The same notorious police officer, 'Pestle,' used to patrol that area and he stopped me again one time. I can only say that with the grace of Waheguru I had nothing on my person that time. There were two lady police officers with him, though, and I thought they were perhaps jealous of me because my reputation had spread and they themselves had rather missed that opportunity. Those two lady constables used to be assigned to stay at the bus stands so that girls should not be harassed, but nobody ever listened to them. Rather, girls who felt afraid would call my name, and the boys who were bothering them would run away!

My brother Singhs found out that it was again a Hindu informer who was responsible for 'Pestle' picking me up. After I was released on the word of one MLA who knew that I was the leading student of my college, I made up my mind that this kind of informing had to be stopped. This rich Hindu would have to pay the price of being an informant against me.

"We reached this Lala's home at about midnight. The whole family had gone to sleep. Again there were five of us, three girls and two boys. We huddled all the family into one room and warned them to keep quiet, and we brought that Lala into another room. We made him sit in a chair in the front veranda. Actually it was the four of them who did all this, as I was standing somewhat behind. Then my companions called me loudly and I appeared on the scene. I looked at this Lala and I said, 'Look at this lady. You want me to be arrested by the police?' He promptly said, 'Oh. I have not reported against you to the police.' I said, 'Well, you told the police that I was a dangerous girl, and now you are about to find out for yourself just how dangerous I really am. ' My companions tied him to this chair with a rope, and I shot him down.

"The next day at home, my mother mentioned to me that freedom fights had killed that rich Lala from Tarn Taran. I kept quiet, but in my heart I was happy that I had accomplished this mission and nobody had caught wind of it.

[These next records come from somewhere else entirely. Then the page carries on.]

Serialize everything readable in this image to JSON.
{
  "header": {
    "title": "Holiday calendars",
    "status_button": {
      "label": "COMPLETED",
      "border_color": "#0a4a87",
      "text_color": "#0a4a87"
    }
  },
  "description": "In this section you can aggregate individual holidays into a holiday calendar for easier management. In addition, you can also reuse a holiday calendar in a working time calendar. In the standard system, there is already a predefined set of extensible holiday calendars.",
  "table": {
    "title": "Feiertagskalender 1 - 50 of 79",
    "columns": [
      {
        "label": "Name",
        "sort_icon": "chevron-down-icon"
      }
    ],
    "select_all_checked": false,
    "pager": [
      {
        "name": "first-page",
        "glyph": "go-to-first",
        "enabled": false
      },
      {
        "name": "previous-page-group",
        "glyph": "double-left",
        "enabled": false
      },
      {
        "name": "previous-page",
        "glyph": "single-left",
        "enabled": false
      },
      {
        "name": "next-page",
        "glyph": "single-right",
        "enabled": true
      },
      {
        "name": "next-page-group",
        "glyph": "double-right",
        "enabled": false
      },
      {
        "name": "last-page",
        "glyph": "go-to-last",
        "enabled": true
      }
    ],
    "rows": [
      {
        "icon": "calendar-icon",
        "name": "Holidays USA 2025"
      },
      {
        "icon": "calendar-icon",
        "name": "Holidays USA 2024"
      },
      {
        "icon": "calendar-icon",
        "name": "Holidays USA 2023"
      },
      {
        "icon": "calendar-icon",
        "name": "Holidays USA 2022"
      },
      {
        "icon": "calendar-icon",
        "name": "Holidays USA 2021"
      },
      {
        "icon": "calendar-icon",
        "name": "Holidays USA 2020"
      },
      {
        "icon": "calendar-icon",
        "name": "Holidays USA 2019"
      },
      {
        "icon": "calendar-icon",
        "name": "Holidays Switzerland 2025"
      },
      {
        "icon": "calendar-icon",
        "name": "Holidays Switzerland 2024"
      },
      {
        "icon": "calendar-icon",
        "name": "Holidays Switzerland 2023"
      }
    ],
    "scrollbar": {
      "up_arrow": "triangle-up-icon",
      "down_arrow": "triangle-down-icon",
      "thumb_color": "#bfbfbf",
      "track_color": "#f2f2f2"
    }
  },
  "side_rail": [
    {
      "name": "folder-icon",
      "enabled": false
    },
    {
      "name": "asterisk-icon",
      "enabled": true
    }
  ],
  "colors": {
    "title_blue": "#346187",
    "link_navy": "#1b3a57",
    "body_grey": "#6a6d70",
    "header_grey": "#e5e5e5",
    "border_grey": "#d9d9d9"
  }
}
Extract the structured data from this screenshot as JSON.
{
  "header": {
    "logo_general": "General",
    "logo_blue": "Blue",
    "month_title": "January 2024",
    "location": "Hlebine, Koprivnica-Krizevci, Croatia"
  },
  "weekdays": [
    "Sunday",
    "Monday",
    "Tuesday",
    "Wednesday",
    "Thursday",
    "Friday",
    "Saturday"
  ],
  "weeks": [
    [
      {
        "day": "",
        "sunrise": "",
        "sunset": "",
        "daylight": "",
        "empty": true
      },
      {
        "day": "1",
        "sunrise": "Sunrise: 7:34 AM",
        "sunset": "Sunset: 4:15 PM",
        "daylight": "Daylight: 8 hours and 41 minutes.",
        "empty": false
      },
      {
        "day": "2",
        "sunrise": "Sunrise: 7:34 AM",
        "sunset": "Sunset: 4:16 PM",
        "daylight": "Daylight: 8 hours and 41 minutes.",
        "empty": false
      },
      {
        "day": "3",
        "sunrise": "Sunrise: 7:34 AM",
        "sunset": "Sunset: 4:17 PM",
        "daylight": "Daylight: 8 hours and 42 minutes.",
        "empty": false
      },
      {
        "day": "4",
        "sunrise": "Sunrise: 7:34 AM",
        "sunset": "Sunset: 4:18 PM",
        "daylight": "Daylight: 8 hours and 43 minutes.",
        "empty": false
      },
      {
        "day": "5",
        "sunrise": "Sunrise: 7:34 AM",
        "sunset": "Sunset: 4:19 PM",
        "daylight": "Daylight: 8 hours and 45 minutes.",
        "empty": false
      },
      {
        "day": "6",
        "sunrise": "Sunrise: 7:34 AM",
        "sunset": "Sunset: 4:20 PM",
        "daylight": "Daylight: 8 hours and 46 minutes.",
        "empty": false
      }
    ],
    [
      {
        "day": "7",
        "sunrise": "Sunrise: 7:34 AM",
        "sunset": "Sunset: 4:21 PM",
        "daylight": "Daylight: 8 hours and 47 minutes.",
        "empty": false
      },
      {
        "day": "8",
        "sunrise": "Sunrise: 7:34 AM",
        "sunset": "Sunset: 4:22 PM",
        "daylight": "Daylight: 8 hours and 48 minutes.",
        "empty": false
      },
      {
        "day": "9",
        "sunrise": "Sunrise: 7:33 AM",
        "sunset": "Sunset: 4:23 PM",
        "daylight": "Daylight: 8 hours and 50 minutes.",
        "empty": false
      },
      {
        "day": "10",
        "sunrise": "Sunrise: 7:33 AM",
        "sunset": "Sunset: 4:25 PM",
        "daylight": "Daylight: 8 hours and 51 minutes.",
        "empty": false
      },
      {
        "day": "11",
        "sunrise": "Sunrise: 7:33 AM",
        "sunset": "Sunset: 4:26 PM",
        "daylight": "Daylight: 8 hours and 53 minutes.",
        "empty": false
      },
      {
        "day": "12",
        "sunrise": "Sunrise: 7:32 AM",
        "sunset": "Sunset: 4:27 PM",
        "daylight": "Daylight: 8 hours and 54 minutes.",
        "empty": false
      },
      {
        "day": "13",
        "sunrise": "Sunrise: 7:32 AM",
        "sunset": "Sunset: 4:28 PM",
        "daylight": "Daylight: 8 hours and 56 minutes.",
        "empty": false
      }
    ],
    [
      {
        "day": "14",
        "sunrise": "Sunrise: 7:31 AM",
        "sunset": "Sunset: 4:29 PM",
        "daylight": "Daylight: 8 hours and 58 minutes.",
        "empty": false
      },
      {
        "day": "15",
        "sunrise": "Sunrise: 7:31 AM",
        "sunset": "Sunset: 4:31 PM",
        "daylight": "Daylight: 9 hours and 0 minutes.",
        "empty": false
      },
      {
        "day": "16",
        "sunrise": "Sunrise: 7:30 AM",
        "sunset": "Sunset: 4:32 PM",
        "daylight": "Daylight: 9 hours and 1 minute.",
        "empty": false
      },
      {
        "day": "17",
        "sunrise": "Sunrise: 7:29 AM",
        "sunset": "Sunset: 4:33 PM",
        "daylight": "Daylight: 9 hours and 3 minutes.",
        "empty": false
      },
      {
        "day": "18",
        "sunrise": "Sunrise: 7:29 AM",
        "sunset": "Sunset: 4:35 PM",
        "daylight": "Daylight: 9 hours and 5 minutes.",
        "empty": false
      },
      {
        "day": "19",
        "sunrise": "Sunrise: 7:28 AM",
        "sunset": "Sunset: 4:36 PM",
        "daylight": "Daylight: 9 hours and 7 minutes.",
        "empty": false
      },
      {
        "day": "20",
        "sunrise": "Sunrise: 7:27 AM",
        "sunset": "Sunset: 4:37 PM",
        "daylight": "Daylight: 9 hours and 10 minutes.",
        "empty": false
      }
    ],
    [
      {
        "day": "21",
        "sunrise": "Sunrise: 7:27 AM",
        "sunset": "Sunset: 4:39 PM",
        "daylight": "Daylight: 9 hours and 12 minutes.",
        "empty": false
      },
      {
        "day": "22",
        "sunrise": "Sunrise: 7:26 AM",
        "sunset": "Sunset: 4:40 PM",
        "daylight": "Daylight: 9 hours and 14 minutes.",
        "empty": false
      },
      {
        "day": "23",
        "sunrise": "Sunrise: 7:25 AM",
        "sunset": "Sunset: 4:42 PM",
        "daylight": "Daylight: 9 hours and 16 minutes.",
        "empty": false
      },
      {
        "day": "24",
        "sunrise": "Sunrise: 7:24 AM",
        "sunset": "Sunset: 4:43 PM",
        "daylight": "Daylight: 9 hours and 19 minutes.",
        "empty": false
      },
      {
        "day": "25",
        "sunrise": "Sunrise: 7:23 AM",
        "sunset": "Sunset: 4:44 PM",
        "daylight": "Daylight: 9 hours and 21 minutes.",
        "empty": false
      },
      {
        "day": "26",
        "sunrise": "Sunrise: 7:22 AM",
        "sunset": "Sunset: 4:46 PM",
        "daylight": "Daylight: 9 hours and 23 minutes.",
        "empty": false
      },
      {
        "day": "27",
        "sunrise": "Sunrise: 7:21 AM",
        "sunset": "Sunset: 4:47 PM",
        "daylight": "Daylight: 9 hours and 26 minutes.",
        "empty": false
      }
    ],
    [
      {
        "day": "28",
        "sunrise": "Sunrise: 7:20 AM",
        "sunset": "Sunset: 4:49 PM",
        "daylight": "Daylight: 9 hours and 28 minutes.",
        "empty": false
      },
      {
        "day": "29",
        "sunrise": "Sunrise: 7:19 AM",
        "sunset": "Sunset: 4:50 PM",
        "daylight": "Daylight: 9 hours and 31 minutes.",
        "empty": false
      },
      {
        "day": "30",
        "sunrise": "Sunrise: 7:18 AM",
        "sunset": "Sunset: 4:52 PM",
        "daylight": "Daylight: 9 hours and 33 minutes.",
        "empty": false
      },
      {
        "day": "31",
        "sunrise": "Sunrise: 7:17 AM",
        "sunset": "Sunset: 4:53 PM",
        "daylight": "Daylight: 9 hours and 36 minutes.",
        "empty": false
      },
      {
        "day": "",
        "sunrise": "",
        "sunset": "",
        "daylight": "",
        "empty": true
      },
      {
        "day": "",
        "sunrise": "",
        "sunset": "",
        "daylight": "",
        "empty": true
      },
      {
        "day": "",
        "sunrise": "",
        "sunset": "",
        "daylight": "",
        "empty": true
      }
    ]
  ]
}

"On Monday I went back to college, and I got the impression that the boys and girls were looking at me in a different way. In my dreams I started getting a vision of unidentified bodies at a crossroads, and I saw my own body among them. I was haunted by all this. I thought about how it is a known fact of history that brutal governments try to destroy the youth of a nation so that nobody can challenge them. And I thought about how sad it is for us girls, too. No matter what righteous path a girl might follow in full sincerity, she is always looked upon with suspicion or contempt. Today people hail that Tamil girl who killed Rajiv Gandhi, but tomorrow if I should accomplish such a thing people might scold my parents for not bringing me up properly. In the case of women you can never tell what the reaction might be. I was disturbed by these thoughts.

"Eventually, I slipped out of the country and went to the Middle East. It was my commitment to my family that made me feel restricted as to what I could do for the Sikh nation. They never knew what I was involved in, and I didn't want to bring any harm or shame to them. Other members of families of freedom fighters have been tortured and killed by police, even their distant relatives. I was constrained by this thought, and eventually I left.

I know that whenever my Sikh nation will really need my help, however, I am capable of breaking all these shackles that bind me. If need be I will break them. I will be back there in a second with a gun in my hand, and no one still stop me."